Net profit attributable to shareholders of global casino operator Genting Malaysia Bhd reached MYR416.7 million (US$98.8 million) for the three months to June 30, up 406.8 percent year-on-year. It took such first-half 2025 profit to MYR489.3 million, compared to MYR140.0-million in first-half 2024.
But the firm said in a Thursday announcement to Bursa Malaysia that its board had decided not to declare an interim dividend for the current quarter.
“The group will continue to exercise prudent capital management to support business needs to drive growth and pare down existing debt,” it said, adding it “remains committed to delivering long-term shareholder value”.
The group said its pre-tax profit “more than doubled to MYR503.3 million, aided by net unrealised foreign exchange translation gains and one-off items”.
Trade and other receivables as of June 30, stood at nearly MYR737.0 million, up 33.6 percent year-on-year. Long-term borrowings amounted to MYR12.77 billion as of June 30.
The group’s flagship property is Malaysian casino monopoly Resorts World Genting. The group also runs casinos in the United Kingdom, Egypt, the United States and the Bahamas.
On Thursday, Genting Malaysia reported second-quarter revenue of nearly MYR2.92 billion, up 9.3 percent year-on-year. That took first-half revenue to MYR5.51 billion, up 1.5 percent from a year ago.
A total of 61.1 percent of second-quarter 2025 revenue, or MYR1.78 billion, was from the group’s Malaysian leisure and hospitality business, consisting of Resorts World Genting and some non-gaming resort assets.
The firm said that “despite prevailing trading environment uncertainties, the global tourism outlook is expected to remain broadly positive”.
“This momentum is expected to support the continued growth of the regional gaming market,” it added.
Group-wide second-quarter group adjusted earnings before interest, taxation, depreciation, and amortisation (EBITDA) stood at nearly MYR1.03 billion, up 33.6 percent from the prior-year period.
The leisure and hospitality segment as a whole generated adjusted EBITDA of MYR794.9 million in the three months to June 30, up 3.7 percent on second-quarter 2024.
Genting Malaysia announced earlier this month that another U.S. business it controls – loss-making Empire Resorts Inc – is to become “debt-free” via a deal that will see some non-gaming assets sold off for US$525.0-million in cash.
In June, Genting Malaysia said it had completed its acquisition of the stake in Empire Resorts that it did not already control.
Genting Malaysia’s U.K. and Egypt operating segment produced second-quarter revenue of MYR511.2 million, up 9.0 percent from a year earlier.
That was “mainly attributable to contributions from the newly-acquired Genting Casino Stratford (formerly known as Aspers Stratford) in April 2025″, in the U.K. capital, London, as well as “higher volume of business”.

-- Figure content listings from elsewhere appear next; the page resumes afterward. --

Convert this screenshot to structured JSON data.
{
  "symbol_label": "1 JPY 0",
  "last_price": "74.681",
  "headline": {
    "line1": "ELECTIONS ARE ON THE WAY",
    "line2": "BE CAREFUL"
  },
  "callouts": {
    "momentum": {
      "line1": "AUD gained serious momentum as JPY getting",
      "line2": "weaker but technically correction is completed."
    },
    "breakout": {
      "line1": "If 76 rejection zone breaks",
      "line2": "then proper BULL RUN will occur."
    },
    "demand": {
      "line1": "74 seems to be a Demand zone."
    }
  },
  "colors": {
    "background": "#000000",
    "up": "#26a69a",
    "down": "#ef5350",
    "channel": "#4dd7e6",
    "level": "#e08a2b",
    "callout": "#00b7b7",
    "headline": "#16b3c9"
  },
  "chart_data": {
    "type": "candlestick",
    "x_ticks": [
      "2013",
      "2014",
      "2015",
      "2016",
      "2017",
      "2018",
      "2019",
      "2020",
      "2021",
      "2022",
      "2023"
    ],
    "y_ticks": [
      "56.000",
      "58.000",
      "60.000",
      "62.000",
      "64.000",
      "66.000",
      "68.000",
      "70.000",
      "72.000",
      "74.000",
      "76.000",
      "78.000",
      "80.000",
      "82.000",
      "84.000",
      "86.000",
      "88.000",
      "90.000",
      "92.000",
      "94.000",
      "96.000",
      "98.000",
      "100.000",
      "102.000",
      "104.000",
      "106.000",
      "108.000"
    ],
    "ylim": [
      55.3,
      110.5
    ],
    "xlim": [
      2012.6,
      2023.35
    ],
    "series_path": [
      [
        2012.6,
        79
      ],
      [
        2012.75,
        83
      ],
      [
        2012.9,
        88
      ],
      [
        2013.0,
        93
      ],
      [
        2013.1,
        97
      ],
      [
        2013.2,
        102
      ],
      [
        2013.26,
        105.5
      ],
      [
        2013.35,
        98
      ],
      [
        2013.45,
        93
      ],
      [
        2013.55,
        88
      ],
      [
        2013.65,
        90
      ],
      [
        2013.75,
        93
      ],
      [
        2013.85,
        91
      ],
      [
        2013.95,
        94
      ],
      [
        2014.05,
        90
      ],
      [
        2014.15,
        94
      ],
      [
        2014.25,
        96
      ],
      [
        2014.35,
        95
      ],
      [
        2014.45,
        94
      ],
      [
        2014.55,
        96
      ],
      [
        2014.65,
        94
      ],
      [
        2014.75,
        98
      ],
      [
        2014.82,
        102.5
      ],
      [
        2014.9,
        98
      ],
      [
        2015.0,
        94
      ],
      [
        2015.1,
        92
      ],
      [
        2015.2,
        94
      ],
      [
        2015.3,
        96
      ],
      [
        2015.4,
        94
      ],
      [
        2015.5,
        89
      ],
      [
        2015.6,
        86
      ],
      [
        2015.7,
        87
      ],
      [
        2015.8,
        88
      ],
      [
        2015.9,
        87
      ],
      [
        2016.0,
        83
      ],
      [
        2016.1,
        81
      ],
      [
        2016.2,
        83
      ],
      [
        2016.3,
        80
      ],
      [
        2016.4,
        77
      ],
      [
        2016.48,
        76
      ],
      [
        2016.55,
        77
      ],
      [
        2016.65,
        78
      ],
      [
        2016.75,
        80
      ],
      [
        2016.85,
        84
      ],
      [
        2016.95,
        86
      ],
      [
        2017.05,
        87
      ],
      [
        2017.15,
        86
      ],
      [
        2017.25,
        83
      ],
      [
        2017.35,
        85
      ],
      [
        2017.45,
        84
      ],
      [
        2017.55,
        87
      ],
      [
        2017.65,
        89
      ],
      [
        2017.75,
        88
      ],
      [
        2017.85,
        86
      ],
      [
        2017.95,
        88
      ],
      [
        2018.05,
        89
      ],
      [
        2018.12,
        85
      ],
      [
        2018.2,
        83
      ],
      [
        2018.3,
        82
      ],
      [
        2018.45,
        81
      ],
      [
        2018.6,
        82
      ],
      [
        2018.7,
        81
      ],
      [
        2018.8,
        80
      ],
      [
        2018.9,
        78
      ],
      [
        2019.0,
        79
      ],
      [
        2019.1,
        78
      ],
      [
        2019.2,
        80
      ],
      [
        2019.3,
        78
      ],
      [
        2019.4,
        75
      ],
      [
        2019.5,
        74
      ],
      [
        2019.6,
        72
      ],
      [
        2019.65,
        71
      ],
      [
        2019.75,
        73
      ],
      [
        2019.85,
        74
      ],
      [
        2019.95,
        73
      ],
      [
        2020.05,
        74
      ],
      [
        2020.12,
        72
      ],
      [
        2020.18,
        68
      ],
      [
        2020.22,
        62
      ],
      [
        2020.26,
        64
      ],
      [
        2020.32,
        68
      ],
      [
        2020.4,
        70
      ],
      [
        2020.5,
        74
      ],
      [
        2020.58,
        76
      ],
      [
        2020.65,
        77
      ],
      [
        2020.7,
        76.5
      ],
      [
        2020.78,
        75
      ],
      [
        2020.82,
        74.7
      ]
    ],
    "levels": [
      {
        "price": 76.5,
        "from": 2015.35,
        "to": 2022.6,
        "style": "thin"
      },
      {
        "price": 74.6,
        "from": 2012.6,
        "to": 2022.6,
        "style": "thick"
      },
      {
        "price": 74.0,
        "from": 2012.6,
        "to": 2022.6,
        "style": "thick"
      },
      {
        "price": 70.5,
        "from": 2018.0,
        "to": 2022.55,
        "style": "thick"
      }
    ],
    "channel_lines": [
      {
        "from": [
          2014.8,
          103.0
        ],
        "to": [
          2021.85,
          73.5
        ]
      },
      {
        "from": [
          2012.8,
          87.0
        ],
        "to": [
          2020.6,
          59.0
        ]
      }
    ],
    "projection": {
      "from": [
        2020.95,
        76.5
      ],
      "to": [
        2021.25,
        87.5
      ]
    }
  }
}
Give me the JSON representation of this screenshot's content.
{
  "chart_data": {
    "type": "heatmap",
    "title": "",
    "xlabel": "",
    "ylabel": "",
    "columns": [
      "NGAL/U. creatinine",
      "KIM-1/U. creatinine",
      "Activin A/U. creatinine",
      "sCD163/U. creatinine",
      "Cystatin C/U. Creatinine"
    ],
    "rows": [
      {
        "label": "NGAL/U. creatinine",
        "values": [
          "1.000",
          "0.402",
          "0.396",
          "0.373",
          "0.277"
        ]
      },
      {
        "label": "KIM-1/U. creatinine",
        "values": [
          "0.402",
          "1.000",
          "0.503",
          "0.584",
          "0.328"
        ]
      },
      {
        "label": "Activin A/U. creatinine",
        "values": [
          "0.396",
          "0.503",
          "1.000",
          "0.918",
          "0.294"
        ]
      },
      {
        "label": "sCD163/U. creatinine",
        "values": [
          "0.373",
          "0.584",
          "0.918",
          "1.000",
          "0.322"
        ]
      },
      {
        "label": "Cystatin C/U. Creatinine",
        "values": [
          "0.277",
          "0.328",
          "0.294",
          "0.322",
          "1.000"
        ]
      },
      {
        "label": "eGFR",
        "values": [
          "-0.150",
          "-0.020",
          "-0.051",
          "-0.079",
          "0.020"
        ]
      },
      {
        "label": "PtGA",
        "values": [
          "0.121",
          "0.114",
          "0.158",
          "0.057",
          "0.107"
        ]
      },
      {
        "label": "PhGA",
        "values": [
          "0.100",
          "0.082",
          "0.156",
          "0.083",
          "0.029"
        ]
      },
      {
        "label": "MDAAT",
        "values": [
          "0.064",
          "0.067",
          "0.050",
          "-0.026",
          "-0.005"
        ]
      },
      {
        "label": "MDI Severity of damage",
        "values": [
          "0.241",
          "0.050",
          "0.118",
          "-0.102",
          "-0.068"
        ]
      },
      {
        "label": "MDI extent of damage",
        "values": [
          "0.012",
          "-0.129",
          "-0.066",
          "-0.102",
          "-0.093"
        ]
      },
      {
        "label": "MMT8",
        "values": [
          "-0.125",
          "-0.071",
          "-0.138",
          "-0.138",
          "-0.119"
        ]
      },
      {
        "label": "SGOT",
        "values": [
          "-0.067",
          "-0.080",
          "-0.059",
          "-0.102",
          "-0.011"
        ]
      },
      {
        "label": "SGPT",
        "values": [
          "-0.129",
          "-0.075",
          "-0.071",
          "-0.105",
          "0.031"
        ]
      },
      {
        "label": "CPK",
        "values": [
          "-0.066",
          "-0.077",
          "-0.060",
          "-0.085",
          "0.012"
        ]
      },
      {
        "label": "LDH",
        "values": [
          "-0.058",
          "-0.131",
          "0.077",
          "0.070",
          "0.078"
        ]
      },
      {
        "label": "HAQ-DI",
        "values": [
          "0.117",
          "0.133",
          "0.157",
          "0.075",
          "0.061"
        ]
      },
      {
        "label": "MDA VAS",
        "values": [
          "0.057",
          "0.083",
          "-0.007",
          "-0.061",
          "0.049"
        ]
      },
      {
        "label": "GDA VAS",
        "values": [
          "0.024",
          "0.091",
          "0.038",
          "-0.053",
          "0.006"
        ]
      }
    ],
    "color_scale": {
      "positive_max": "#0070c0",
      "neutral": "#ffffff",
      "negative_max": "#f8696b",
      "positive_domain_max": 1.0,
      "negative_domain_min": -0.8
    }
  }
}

The U.S. and the Bahamas generated MYR576.0 million revenue in the second quarter, up 9.1 percent year-on-year.
The firm said in a press release with the results: “This was mainly due to the consolidation of Empire Resorts Inc and its subsidiaries from June 2025, which contributed MYR89.1 million in revenue, coupled with higher volume of business from the group’s non-New York operations.”
The firm said its US$5.5-billion proposal for a full downstate casino licence and revamp at its Resorts World New York City property, was being evaluated by the local authorities.
The company noted: “The New York State Gaming Facility Location Board is expected to make its decision by 1 December 2025, with the issuance of licence expected to take place by 31 December 2025.”